Haggard stands silently peering into the startled face. It’s a face the detective knows well, having seen it dozens of times in the last few days on mug shots, wanted posters, police files, FBI dossiers. In the hazy glow of the street lamp, the big, thick acromegalic features, the abnormally large head, are even more apelike, more grotesque than in the photographs.

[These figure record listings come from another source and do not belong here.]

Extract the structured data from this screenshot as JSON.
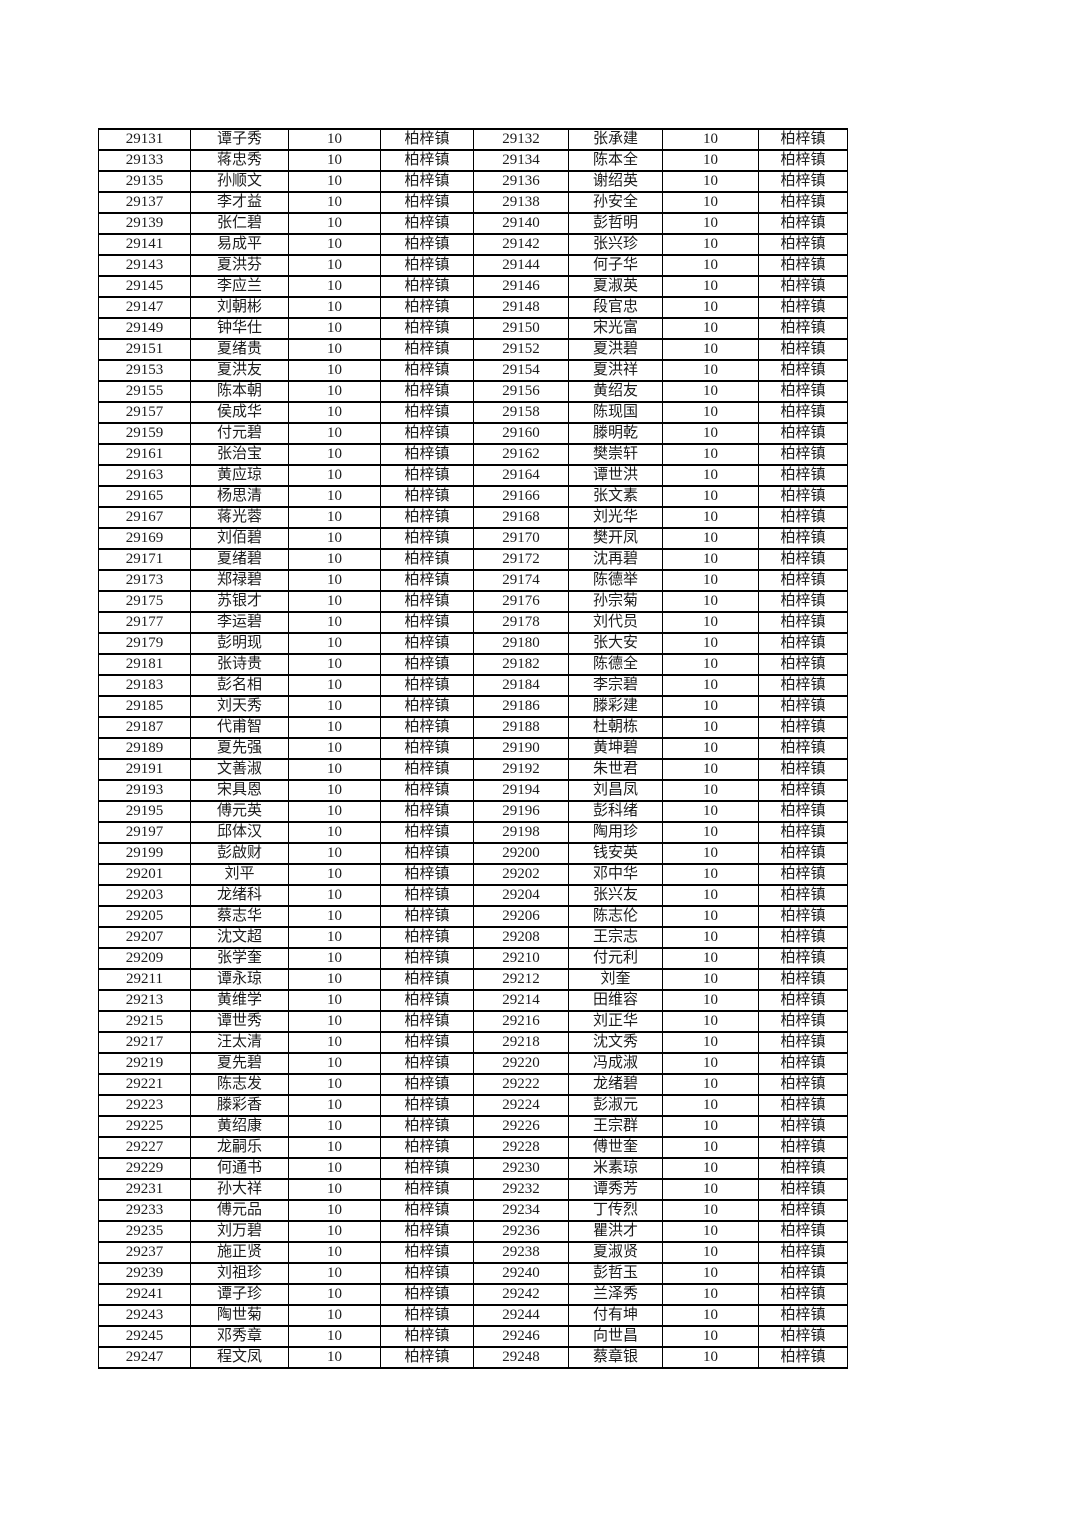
{
  "page": {
    "background": "#ffffff",
    "text_color": "#1b1b1b",
    "border_color": "#000000"
  },
  "table": {
    "rows": [
      [
        "29131",
        "谭子秀",
        "10",
        "柏梓镇",
        "29132",
        "张承建",
        "10",
        "柏梓镇"
      ],
      [
        "29133",
        "蒋忠秀",
        "10",
        "柏梓镇",
        "29134",
        "陈本全",
        "10",
        "柏梓镇"
      ],
      [
        "29135",
        "孙顺文",
        "10",
        "柏梓镇",
        "29136",
        "谢绍英",
        "10",
        "柏梓镇"
      ],
      [
        "29137",
        "李才益",
        "10",
        "柏梓镇",
        "29138",
        "孙安全",
        "10",
        "柏梓镇"
      ],
      [
        "29139",
        "张仁碧",
        "10",
        "柏梓镇",
        "29140",
        "彭哲明",
        "10",
        "柏梓镇"
      ],
      [
        "29141",
        "易成平",
        "10",
        "柏梓镇",
        "29142",
        "张兴珍",
        "10",
        "柏梓镇"
      ],
      [
        "29143",
        "夏洪芬",
        "10",
        "柏梓镇",
        "29144",
        "何子华",
        "10",
        "柏梓镇"
      ],
      [
        "29145",
        "李应兰",
        "10",
        "柏梓镇",
        "29146",
        "夏淑英",
        "10",
        "柏梓镇"
      ],
      [
        "29147",
        "刘朝彬",
        "10",
        "柏梓镇",
        "29148",
        "段官忠",
        "10",
        "柏梓镇"
      ],
      [
        "29149",
        "钟华仕",
        "10",
        "柏梓镇",
        "29150",
        "宋光富",
        "10",
        "柏梓镇"
      ],
      [
        "29151",
        "夏绪贵",
        "10",
        "柏梓镇",
        "29152",
        "夏洪碧",
        "10",
        "柏梓镇"
      ],
      [
        "29153",
        "夏洪友",
        "10",
        "柏梓镇",
        "29154",
        "夏洪祥",
        "10",
        "柏梓镇"
      ],
      [
        "29155",
        "陈本朝",
        "10",
        "柏梓镇",
        "29156",
        "黄绍友",
        "10",
        "柏梓镇"
      ],
      [
        "29157",
        "侯成华",
        "10",
        "柏梓镇",
        "29158",
        "陈现国",
        "10",
        "柏梓镇"
      ],
      [
        "29159",
        "付元碧",
        "10",
        "柏梓镇",
        "29160",
        "滕明乾",
        "10",
        "柏梓镇"
      ],
      [
        "29161",
        "张治宝",
        "10",
        "柏梓镇",
        "29162",
        "樊崇轩",
        "10",
        "柏梓镇"
      ],
      [
        "29163",
        "黄应琼",
        "10",
        "柏梓镇",
        "29164",
        "谭世洪",
        "10",
        "柏梓镇"
      ],
      [
        "29165",
        "杨思清",
        "10",
        "柏梓镇",
        "29166",
        "张文素",
        "10",
        "柏梓镇"
      ],
      [
        "29167",
        "蒋光蓉",
        "10",
        "柏梓镇",
        "29168",
        "刘光华",
        "10",
        "柏梓镇"
      ],
      [
        "29169",
        "刘佰碧",
        "10",
        "柏梓镇",
        "29170",
        "樊开凤",
        "10",
        "柏梓镇"
      ],
      [
        "29171",
        "夏绪碧",
        "10",
        "柏梓镇",
        "29172",
        "沈再碧",
        "10",
        "柏梓镇"
      ],
      [
        "29173",
        "郑禄碧",
        "10",
        "柏梓镇",
        "29174",
        "陈德举",
        "10",
        "柏梓镇"
      ],
      [
        "29175",
        "苏银才",
        "10",
        "柏梓镇",
        "29176",
        "孙宗菊",
        "10",
        "柏梓镇"
      ],
      [
        "29177",
        "李运碧",
        "10",
        "柏梓镇",
        "29178",
        "刘代员",
        "10",
        "柏梓镇"
      ],
      [
        "29179",
        "彭明现",
        "10",
        "柏梓镇",
        "29180",
        "张大安",
        "10",
        "柏梓镇"
      ],
      [
        "29181",
        "张诗贵",
        "10",
        "柏梓镇",
        "29182",
        "陈德全",
        "10",
        "柏梓镇"
      ],
      [
        "29183",
        "彭名相",
        "10",
        "柏梓镇",
        "29184",
        "李宗碧",
        "10",
        "柏梓镇"
      ],
      [
        "29185",
        "刘天秀",
        "10",
        "柏梓镇",
        "29186",
        "滕彩建",
        "10",
        "柏梓镇"
      ],
      [
        "29187",
        "代甫智",
        "10",
        "柏梓镇",
        "29188",
        "杜朝栋",
        "10",
        "柏梓镇"
      ],
      [
        "29189",
        "夏先强",
        "10",
        "柏梓镇",
        "29190",
        "黄坤碧",
        "10",
        "柏梓镇"
      ],
      [
        "29191",
        "文善淑",
        "10",
        "柏梓镇",
        "29192",
        "朱世君",
        "10",
        "柏梓镇"
      ],
      [
        "29193",
        "宋具恩",
        "10",
        "柏梓镇",
        "29194",
        "刘昌凤",
        "10",
        "柏梓镇"
      ],
      [
        "29195",
        "傅元英",
        "10",
        "柏梓镇",
        "29196",
        "彭科绪",
        "10",
        "柏梓镇"
      ],
      [
        "29197",
        "邱体汉",
        "10",
        "柏梓镇",
        "29198",
        "陶用珍",
        "10",
        "柏梓镇"
      ],
      [
        "29199",
        "彭啟财",
        "10",
        "柏梓镇",
        "29200",
        "钱安英",
        "10",
        "柏梓镇"
      ],
      [
        "29201",
        "刘平",
        "10",
        "柏梓镇",
        "29202",
        "邓中华",
        "10",
        "柏梓镇"
      ],
      [
        "29203",
        "龙绪科",
        "10",
        "柏梓镇",
        "29204",
        "张兴友",
        "10",
        "柏梓镇"
      ],
      [
        "29205",
        "蔡志华",
        "10",
        "柏梓镇",
        "29206",
        "陈志伦",
        "10",
        "柏梓镇"
      ],
      [
        "29207",
        "沈文超",
        "10",
        "柏梓镇",
        "29208",
        "王宗志",
        "10",
        "柏梓镇"
      ],
      [
        "29209",
        "张学奎",
        "10",
        "柏梓镇",
        "29210",
        "付元利",
        "10",
        "柏梓镇"
      ],
      [
        "29211",
        "谭永琼",
        "10",
        "柏梓镇",
        "29212",
        "刘奎",
        "10",
        "柏梓镇"
      ],
      [
        "29213",
        "黄维学",
        "10",
        "柏梓镇",
        "29214",
        "田维容",
        "10",
        "柏梓镇"
      ],
      [
        "29215",
        "谭世秀",
        "10",
        "柏梓镇",
        "29216",
        "刘正华",
        "10",
        "柏梓镇"
      ],
      [
        "29217",
        "汪太清",
        "10",
        "柏梓镇",
        "29218",
        "沈文秀",
        "10",
        "柏梓镇"
      ],
      [
        "29219",
        "夏先碧",
        "10",
        "柏梓镇",
        "29220",
        "冯成淑",
        "10",
        "柏梓镇"
      ],
      [
        "29221",
        "陈志发",
        "10",
        "柏梓镇",
        "29222",
        "龙绪碧",
        "10",
        "柏梓镇"
      ],
      [
        "29223",
        "滕彩香",
        "10",
        "柏梓镇",
        "29224",
        "彭淑元",
        "10",
        "柏梓镇"
      ],
      [
        "29225",
        "黄绍康",
        "10",
        "柏梓镇",
        "29226",
        "王宗群",
        "10",
        "柏梓镇"
      ],
      [
        "29227",
        "龙嗣乐",
        "10",
        "柏梓镇",
        "29228",
        "傅世奎",
        "10",
        "柏梓镇"
      ],
      [
        "29229",
        "何通书",
        "10",
        "柏梓镇",
        "29230",
        "米素琼",
        "10",
        "柏梓镇"
      ],
      [
        "29231",
        "孙大祥",
        "10",
        "柏梓镇",
        "29232",
        "谭秀芳",
        "10",
        "柏梓镇"
      ],
      [
        "29233",
        "傅元品",
        "10",
        "柏梓镇",
        "29234",
        "丁传烈",
        "10",
        "柏梓镇"
      ],
      [
        "29235",
        "刘万碧",
        "10",
        "柏梓镇",
        "29236",
        "瞿洪才",
        "10",
        "柏梓镇"
      ],
      [
        "29237",
        "施正贤",
        "10",
        "柏梓镇",
        "29238",
        "夏淑贤",
        "10",
        "柏梓镇"
      ],
      [
        "29239",
        "刘祖珍",
        "10",
        "柏梓镇",
        "29240",
        "彭哲玉",
        "10",
        "柏梓镇"
      ],
      [
        "29241",
        "谭子珍",
        "10",
        "柏梓镇",
        "29242",
        "兰泽秀",
        "10",
        "柏梓镇"
      ],
      [
        "29243",
        "陶世菊",
        "10",
        "柏梓镇",
        "29244",
        "付有坤",
        "10",
        "柏梓镇"
      ],
      [
        "29245",
        "邓秀章",
        "10",
        "柏梓镇",
        "29246",
        "向世昌",
        "10",
        "柏梓镇"
      ],
      [
        "29247",
        "程文凤",
        "10",
        "柏梓镇",
        "29248",
        "蔡章银",
        "10",
        "柏梓镇"
      ]
    ]
  }
}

Still holding the TV, Janos Klejewski stares blankly at the tall man with the white fleecy hair, then down at the .38-caliber police special pointed squarely at his belly. In the next moment his head snaps sharply, first right, then left, his eyes sweeping the street just in time to see the two 16th Precinct patrol cars Haggard had called for from home turn the corners and wheel slowly toward them from each end of the street.
“Hello, Kunj.” The detective smiles warmly and points to the TV. “Can I give you a hand with that?”
Sunday, April 21. 2:55 a.m. Canal Street.
Paul Konig sits alone in his car on the edge of Chinatown. He is parked on the south side of Canal Street close to its extreme east end. The nose of the car is facing the huge illuminated towers of the Brooklyn Bridge. On the seat beside him is the Gladstone bag.
He has been sitting there now for well over a half-hour, having set out at approximately 1:30 from Riverdale. It is drizzly outside after a heavy April drenching and from time to time Konig wipes his windshield with a wad of Kleenex to keep it clear. The wide-arc street lamps poised like rows of sentinels along the street are all circled with white gauzy halations.
Once again Konig checks his wristwatch, following closely the progress of the minute hand creeping across the face of the dial.